Les Neuchâtelois montrent un attachement tout particulier pour leur Non Filtré. En témoigne la foule massive qui remplissait l’Hôtel de Ville de Neuchâtel hier soir et ses vénérables salles du conseil général de la Ville, autour du millésime 2019, de ce Chasselas à la couleur trouble. «Agréable de venir ici pour autre chose qu’une réunion publique, un procès ou un mariage», commentait un local de l’étape hilare. A la tête de Neuchâtel Vins et Terroir, Violaine Blétry de Montmollin, puis à sa suite Yann Künzi, ont fait de la sortie du premier vin suisse de l’année la deuxième date consacrée au vin la plus courue du canton, après la Fête des Vendanges. Puisque La Chaux-de-Fonds propose aussi une dégustation ce soir, dès 17 heures, aux anciens abattoirs. Une manifestation qui séduit bien au-delà des frontières cantonales, on notait la présence enthousiaste de Nicolas Joss, directeur de Swiss Wine Promotion. Il sera sans doute sensible à cet argument développé par Yann Künzi, directeur de Neuchâtel Vins et Terroirs: «Dans un contexte plutôt morose pour la vente des vins suisses, le Non Filtré peut se targuer d'être une exception avec une progression de 8% des ventes sur le millésime 2018.»
Rappelons brièvement la genèse de cette spécialité de Neuchâtel avant de plonger le nez dans le millésime 2019. En 1975, après une récolte réduite, une petite quantité de vin non filtré a été tirée par celui qui, aujourd'hui encore reste considéré comme le père du Non Filtré, le vigneron Henri-Alexandre Godet d’Auvernier. Il se distinguait par un caractère typé grâce aux lies de la fermentation alcoolique qui restaient en suspension, lui conférant sa couleur trouble.
Dégustation
Auvernier, ce petit village viticole du Littoral neuchâtelois qui présente la particularité de travailler son vignoble très majoritairement en biodynamie et en bio, présente toujours des Non Filtrés de qualité. En témoigne le millésime 2019, la cave de la Ruelle, de la famille Beyeler. Au nez les notes florales frappent. Puis en bouche ce beau sentiment de soyeux et âpre, avec des arômes de poire très plaisants. Et une envie de le boire immédiatement, une qualité importante pour des vins à la capacité de garde souvent assez courte. Dans le même village, le domaine de l’Etat de Neuchâtel conduit par Yves Dothaux continue sur sa belle lancée du millésime 2018, déjà gorgé de qualité, avec un 2019 peut-être plus discret, malgré une bouche puissante en agrumes. On apprécie sa fraîcheur.
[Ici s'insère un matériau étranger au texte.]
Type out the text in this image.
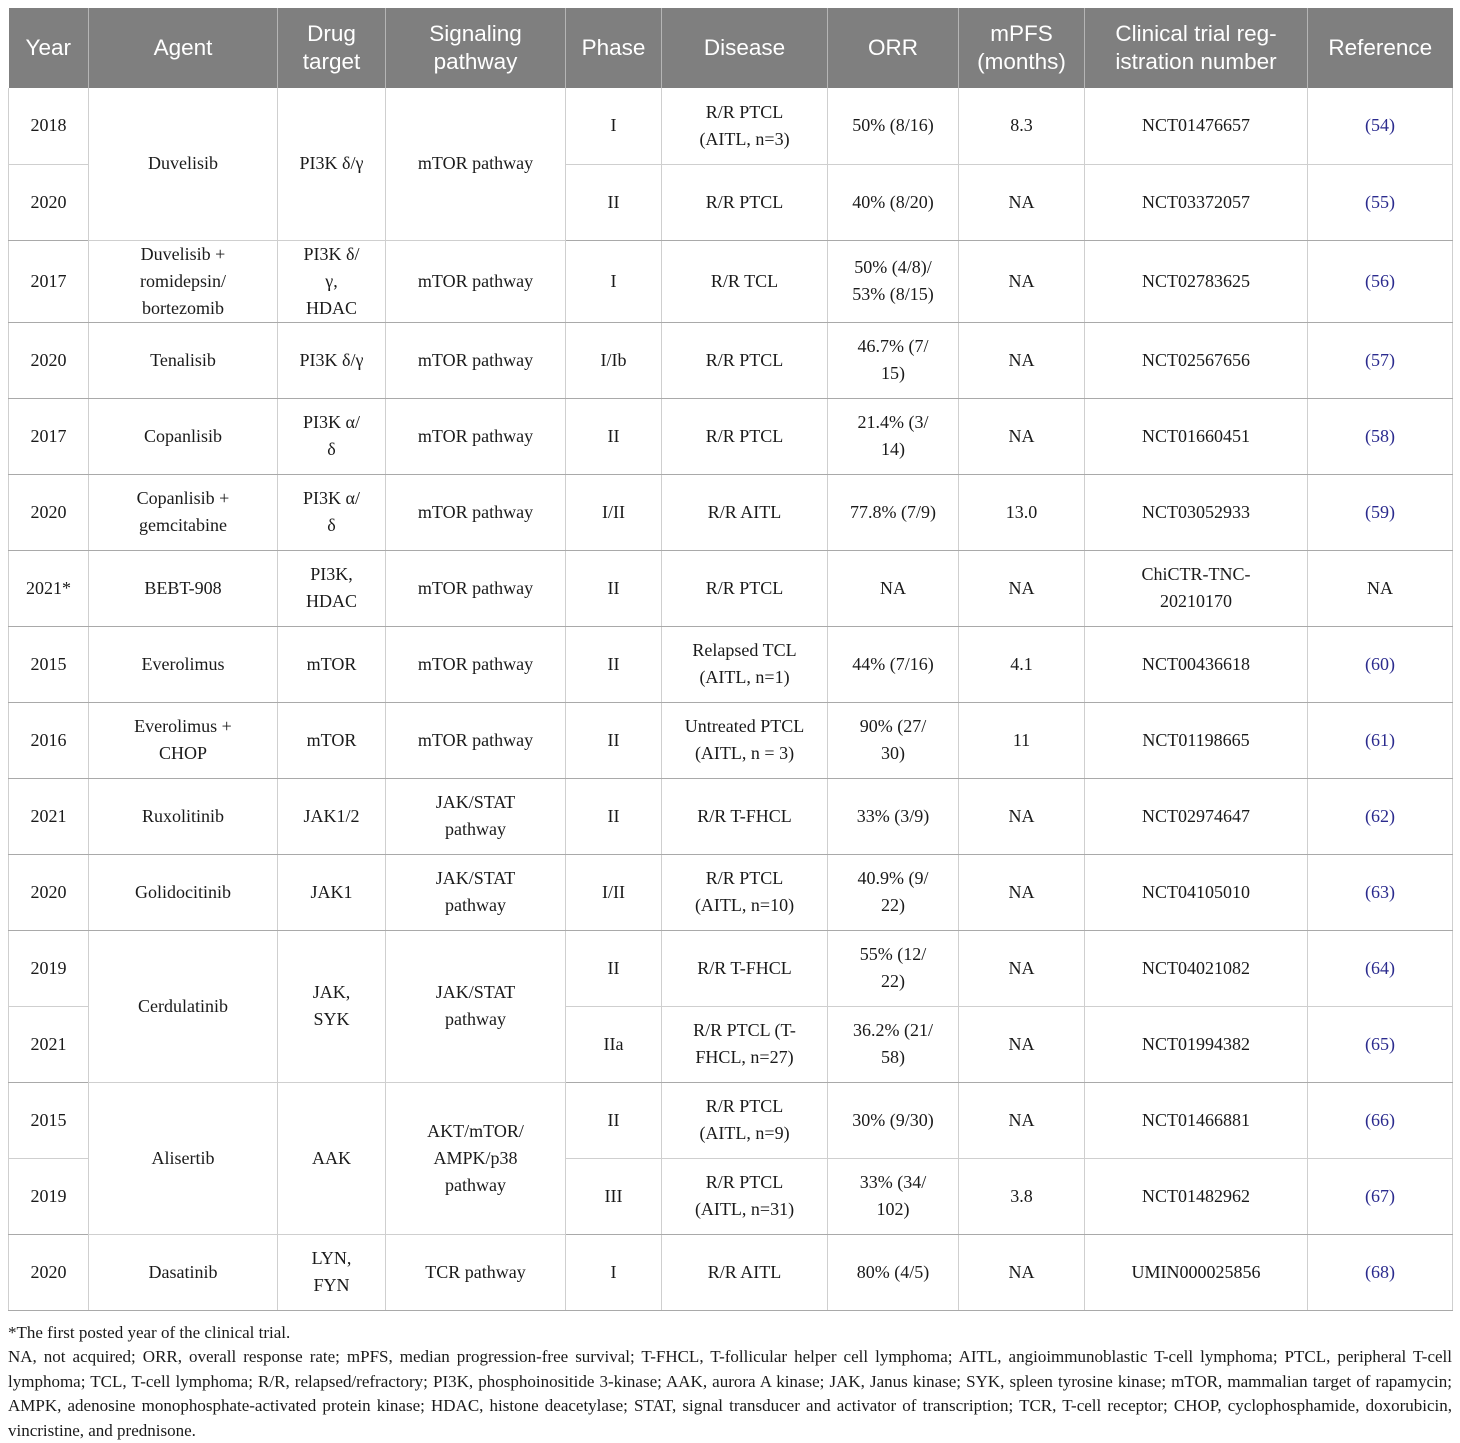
Year	Agent	Drug
target	Signaling
pathway	Phase	Disease	ORR	mPFS
(months)	Clinical trial reg-
istration number	Reference
2018	Duvelisib	PI3K δ/γ	mTOR pathway	I	R/R PTCL
(AITL, n=3)	50% (8/16)	8.3	NCT01476657	(54)
2020				II	R/R PTCL	40% (8/20)	NA	NCT03372057	(55)
2017	Duvelisib +
romidepsin/
bortezomib	PI3K δ/
γ,
HDAC	mTOR pathway	I	R/R TCL	50% (4/8)/
53% (8/15)	NA	NCT02783625	(56)
2020	Tenalisib	PI3K δ/γ	mTOR pathway	I/Ib	R/R PTCL	46.7% (7/
15)	NA	NCT02567656	(57)
2017	Copanlisib	PI3K α/
δ	mTOR pathway	II	R/R PTCL	21.4% (3/
14)	NA	NCT01660451	(58)
2020	Copanlisib +
gemcitabine	PI3K α/
δ	mTOR pathway	I/II	R/R AITL	77.8% (7/9)	13.0	NCT03052933	(59)
2021*	BEBT-908	PI3K,
HDAC	mTOR pathway	II	R/R PTCL	NA	NA	ChiCTR-TNC-
20210170	NA
2015	Everolimus	mTOR	mTOR pathway	II	Relapsed TCL
(AITL, n=1)	44% (7/16)	4.1	NCT00436618	(60)
2016	Everolimus +
CHOP	mTOR	mTOR pathway	II	Untreated PTCL
(AITL, n = 3)	90% (27/
30)	11	NCT01198665	(61)
2021	Ruxolitinib	JAK1/2	JAK/STAT
pathway	II	R/R T-FHCL	33% (3/9)	NA	NCT02974647	(62)
2020	Golidocitinib	JAK1	JAK/STAT
pathway	I/II	R/R PTCL
(AITL, n=10)	40.9% (9/
22)	NA	NCT04105010	(63)
2019	Cerdulatinib	JAK,
SYK	JAK/STAT
pathway	II	R/R T-FHCL	55% (12/
22)	NA	NCT04021082	(64)
2021				IIa	R/R PTCL (T-
FHCL, n=27)	36.2% (21/
58)	NA	NCT01994382	(65)
2015	Alisertib	AAK	AKT/mTOR/
AMPK/p38
pathway	II	R/R PTCL
(AITL, n=9)	30% (9/30)	NA	NCT01466881	(66)
2019				III	R/R PTCL
(AITL, n=31)	33% (34/
102)	3.8	NCT01482962	(67)
2020	Dasatinib	LYN,
FYN	TCR pathway	I	R/R AITL	80% (4/5)	NA	UMIN000025856	(68)

*The first posted year of the clinical trial.

NA, not acquired; ORR, overall response rate; mPFS, median progression-free survival; T-FHCL, T-follicular helper cell lymphoma; AITL, angioimmunoblastic T-cell lymphoma; PTCL, peripheral T-cell lymphoma; TCL, T-cell lymphoma; R/R, relapsed/refractory; PI3K, phosphoinositide 3-kinase; AAK, aurora A kinase; JAK, Janus kinase; SYK, spleen tyrosine kinase; mTOR, mammalian target of rapamycin; AMPK, adenosine monophosphate-activated protein kinase; HDAC, histone deacetylase; STAT, signal transducer and activator of transcription; TCR, T-cell receptor; CHOP, cyclophosphamide, doxorubicin, vincristine, and prednisone.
Globalement la vingtaine de vins dégustés sur ce millésime nous frappe par leur vivacité presque électrique. Alors que certaines années certains vins n’exhibent que leur acidité, certains cette année encore, n’échappent pas à ce défaut, mais une minorité.
Le travail de trois vignerons nous a séduit pour l’équilibre de leur vin. Martin et Sophie Porret, sixième génération du Domaine des Cèdres, à Cortaillod, poursuivent le fantastique renouveau de la cave avec un Non Filtré soyeux et compoté, qui évoque le kaki et frappe par sa longueur en bouche. Alain Gerber, à Hauterive, reste une référence en matière de respect du Chasselas. Ici il propose une trame très rigoureuse qui donne une bouche d’agrume tout en rondeur. Chantal Ritter Cochand au Landeron se démarque aussi par son impeccable longueur en bouche.
Certains producteurs font le choix d’une vinification moins traditionnelle. Une modernité un peu caricaturale au domaine de la Grillette, à Cressier, avec un vin complètement orienté sur les fruits de la passion qui devient sur ce millésime pour nous presque écœurant. Mais qui peut combler les amateurs des premiers «Vinho Verde» portugais. Dans le même genre d’esprit nouveau, Louis-Philippe Burgat au domaine de Chambleau réussit un vin beaucoup plus orienté sur la minéralité, qui ne fait aucune concession sur l’amertume. Il accomplit son audacieux pari. Si vous cherchez de l’insolite, il ne faut pas hésiter à goûter la fantaisie, parfois excessive, de François Gasser au domaine du Pampre, à Boudry mais cette fois séduisante. Il propose un 2019 à la bouche de réglisse et de pain d’épice qui se mariera bien avec un morceau de Bleuchâtel.